1 ¾ cup al purpose flour
1 cup dutch cocoa powder
1 ½ teaspoon baking soda
¼ teaspoon salt
¾ cup unsalted butter, at room temperature
2/3 cup granulated sugar
2/3 cup light brown sugar
2 large eggs, at room temperature
2 teaspoons vanilla extract
1 cup buttermilk, at room temperature
½ cup sour cream, at room temperature
2 tablespoons coffee, cooled

ideally, with this recipe you should use a stand-up kitchen aid mixer. however, this piece of equipment is, indeed, a luxury, so a hand mixer will be just fine

preheat oven to 350. butter two 8 inch round cake pans, and dust them with flour

in a medium bowl, sift flour, baking soda, salt, and cocoa. set aside. in a separate bowl, whisk together buttermilk, sour cream, and coffee. set this aside, too.

in a big bowl, cream butter and sugars. add eggs and vanilla. add flour mixture and buttermilk mixture alternately in thirds.  

divide batter between your 2 pans and bake in on middle rack for about 25-30 minutes, or until the center of the cake doesn't spring when you lightly touch it with your fingers

meanwhile, take a break, enjoy the sunshine, and make your frosting

for the frosting, you'll need:

10 ounces bittersweet chocolate
8 ounces semisweet chocolate
3 egg whites, at room temperature
1 cup granulated sugar
½ tsp salt
1 lb unsalted butter, at room temperature
2 teaspoon vanilla extract
2 teaspoon instant espresso powder, dissolved in 1 tsp water
2 tablespoon dark rum, optional

chop chocolate and melt in a double boiler (in french we call these bain-marie, or, a water bath, you don't need anything fancy - just one big pot filled about half way with water, and a smaller pot that fits over top.  the water heats the top pot and thus, melts the chocolate without burning). once chocolate is completely melted, set aside and let it cool.

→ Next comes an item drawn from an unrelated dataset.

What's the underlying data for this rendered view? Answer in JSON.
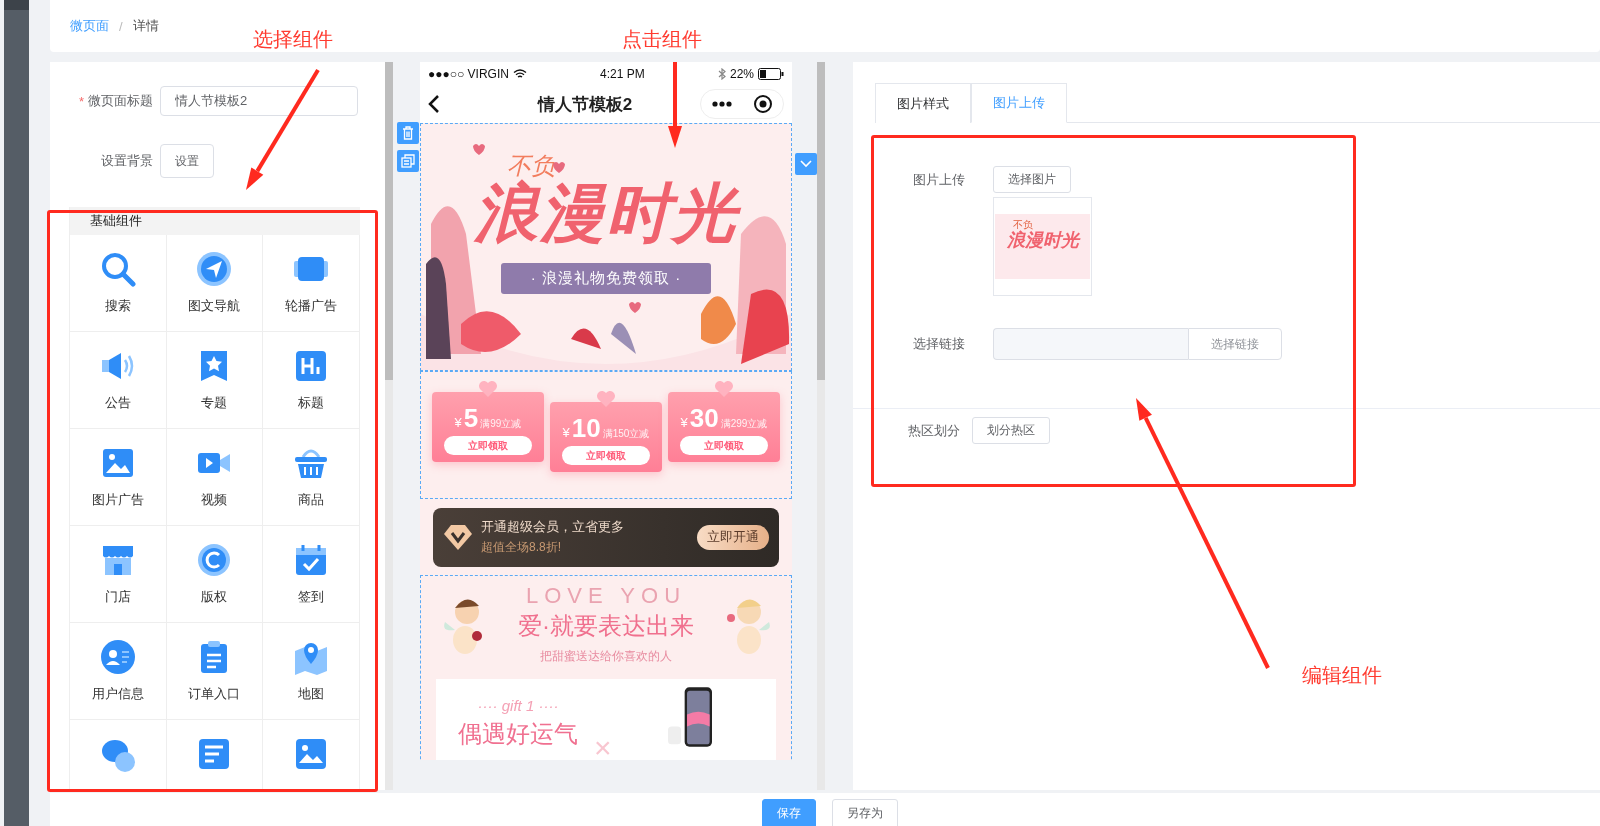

in a medium sized bowl, heat the egg whites in your bain-marie until they are warm to touch. throw in your sugar and salt with heated egg whites and begin to whisk with your mixer until the meringue is col and holds stiff peaks.

add butter one tablespoon at a time, scrape the bowl and add melted chocolate, vanilla, espresso, and rum (if using).


and there ya have it, chocolate buttercream frosting! if its too soft (because it's over 100 degrees outside...), don't freight! you can throw it into the fridge for a little bit and re-whip it up before frosting your cakes.

the most important thing to note when frosting cakes is this: the cakes must be completely cooled. if they're not, the frosting will melt, and your cakes will fall all over the place. believe me, it's happened to me more times that one. so don't jump the punch folks, wait it out, enjoy the afternoon, and frost them when they're ready.

and so, to end my weekend at the vineyard, even though the buttercream was soft, it held up just fine in all that heat, and we brought it out to her folks, and their friends, and shared it in the breezy evening, beneath the stars (sans city glow) with willamette valley dessert wine.

1 comment:

  1. I am having a technical problem. I am not able to reach into the computer and eat the delicious food I see in front of me. Can somebody help me? Oh, maybe I just need to learn how to cook. Thanks for sharing Mol!